Michel Lavigne - Les instrumentalisations du jeu numérique - 49 Le sociologue, qui a défini plus tôt les quatre pulsions fondamentales qui animent notre désir de jeu (agôn, alea, mimicry, ilinx), s’interroge sur leur devenir lorsqu’elles ne sont plus canalisées par ses conventions mais contaminées par la réalité. Lorsque « la vie courante » reprend ses droits, le jeu est corrompu, il disparait et se mue en des formes dégradées : la compétition sombre dans la violence, le respect du hasard se perd dans la superstition, le simulacre devient aliénation mentale ou dédoublement de la personnalité, la recherche du vertige déchoit dans les addictions à l’alcool ou aux drogues. Il y aurait un caractère civilisateur du jeu qui, par ses règles, impose une distance d’avec le réel. Les règles seraient à la fois « libératrices et isolantes » (Caillois, 1958, p. 113). Dans un nouveau tableau (Figure 2), Caillois établit une correspondance entre les types de jeu, leurs formes non ludiques (formes institutionnelles intégrées à la vie sociale) et leurs formes corrompues lorsque les conventions du jeu sont rejetées.

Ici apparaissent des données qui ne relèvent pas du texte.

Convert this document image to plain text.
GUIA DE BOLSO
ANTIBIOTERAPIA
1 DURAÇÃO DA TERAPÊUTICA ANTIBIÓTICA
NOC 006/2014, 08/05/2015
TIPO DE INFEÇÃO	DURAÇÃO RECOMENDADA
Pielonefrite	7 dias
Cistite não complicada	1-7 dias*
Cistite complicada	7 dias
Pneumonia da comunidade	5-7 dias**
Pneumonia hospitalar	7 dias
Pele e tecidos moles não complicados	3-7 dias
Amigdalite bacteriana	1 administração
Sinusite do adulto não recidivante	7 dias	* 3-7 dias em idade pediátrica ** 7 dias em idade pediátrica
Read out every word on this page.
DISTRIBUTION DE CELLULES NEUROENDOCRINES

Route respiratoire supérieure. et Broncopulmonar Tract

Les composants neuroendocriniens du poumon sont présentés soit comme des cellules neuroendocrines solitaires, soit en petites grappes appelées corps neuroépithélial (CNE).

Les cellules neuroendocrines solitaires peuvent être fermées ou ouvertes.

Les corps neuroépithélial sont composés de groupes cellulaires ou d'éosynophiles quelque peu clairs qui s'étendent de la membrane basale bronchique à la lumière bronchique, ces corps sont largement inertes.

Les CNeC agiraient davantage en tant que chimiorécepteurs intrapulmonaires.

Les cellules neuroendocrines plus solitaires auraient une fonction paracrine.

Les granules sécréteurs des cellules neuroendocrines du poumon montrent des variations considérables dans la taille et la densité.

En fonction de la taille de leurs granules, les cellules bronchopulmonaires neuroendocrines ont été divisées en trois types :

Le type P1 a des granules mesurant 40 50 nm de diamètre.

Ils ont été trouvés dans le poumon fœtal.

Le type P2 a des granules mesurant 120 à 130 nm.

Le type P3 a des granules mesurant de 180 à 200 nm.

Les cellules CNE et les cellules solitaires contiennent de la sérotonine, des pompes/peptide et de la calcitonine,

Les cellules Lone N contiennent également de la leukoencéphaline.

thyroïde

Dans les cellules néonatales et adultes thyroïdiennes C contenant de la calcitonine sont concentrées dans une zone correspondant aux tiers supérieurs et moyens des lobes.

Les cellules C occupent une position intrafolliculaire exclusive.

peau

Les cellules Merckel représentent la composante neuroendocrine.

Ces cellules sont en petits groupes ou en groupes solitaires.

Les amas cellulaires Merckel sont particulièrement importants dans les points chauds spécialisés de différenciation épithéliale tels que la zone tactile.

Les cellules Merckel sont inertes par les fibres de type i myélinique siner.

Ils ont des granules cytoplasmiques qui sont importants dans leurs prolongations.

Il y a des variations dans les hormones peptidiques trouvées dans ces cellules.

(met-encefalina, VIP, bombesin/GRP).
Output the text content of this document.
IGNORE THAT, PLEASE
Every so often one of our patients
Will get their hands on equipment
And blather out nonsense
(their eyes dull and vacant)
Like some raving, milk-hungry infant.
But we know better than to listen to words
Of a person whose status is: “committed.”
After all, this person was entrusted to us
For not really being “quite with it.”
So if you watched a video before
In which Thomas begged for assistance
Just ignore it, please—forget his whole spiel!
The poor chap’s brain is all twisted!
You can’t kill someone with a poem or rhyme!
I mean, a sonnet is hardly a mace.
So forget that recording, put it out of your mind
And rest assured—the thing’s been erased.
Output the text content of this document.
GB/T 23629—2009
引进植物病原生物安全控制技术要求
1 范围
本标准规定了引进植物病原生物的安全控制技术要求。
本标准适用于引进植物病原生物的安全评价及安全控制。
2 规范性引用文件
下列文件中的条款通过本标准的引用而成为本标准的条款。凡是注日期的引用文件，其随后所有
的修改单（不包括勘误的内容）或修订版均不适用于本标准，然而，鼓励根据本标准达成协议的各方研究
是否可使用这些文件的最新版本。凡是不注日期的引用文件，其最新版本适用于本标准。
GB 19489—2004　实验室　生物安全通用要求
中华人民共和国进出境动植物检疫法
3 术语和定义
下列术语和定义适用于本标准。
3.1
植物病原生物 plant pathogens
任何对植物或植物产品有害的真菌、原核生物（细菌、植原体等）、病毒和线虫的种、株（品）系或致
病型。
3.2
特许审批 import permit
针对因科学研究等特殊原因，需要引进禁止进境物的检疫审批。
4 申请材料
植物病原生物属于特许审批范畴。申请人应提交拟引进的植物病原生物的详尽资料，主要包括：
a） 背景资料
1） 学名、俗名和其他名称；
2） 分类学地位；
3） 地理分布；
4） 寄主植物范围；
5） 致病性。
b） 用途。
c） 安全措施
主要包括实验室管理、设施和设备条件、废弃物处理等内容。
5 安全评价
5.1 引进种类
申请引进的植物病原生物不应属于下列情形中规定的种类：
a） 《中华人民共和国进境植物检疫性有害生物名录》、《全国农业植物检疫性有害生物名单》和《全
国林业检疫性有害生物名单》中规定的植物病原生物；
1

Figure 2 : Types de jeux, formes institutionnelles et corruption selon Roger Caillois (1958, p. 122)

Le modèle de Caillois, par la systématisation qu’il propose, par son aspect globalisant et avec les repères conceptuels qu’il fournit, est un outil de référence pour les théoriciens contemporains du jeu, il est régulièrement repris par les ouvrages qui traitent de jeux vidéo. Comme nous l’avons constaté, il cantonne le jeu au divertissement et il exclut son instrumentalisation vers des finalités secondaires pouvant avoir une influence directe sur la vie sociale. Aujourd’hui, les nouveaux usages du jeu semblent pourtant remettre en question cette séparation entre les activités ludiques et la « vie courante ». Afin de comprendre la portée et les limites des théories essentialistes, il est nécessaire d’examiner les conditions sociohistoriques de leur émergence.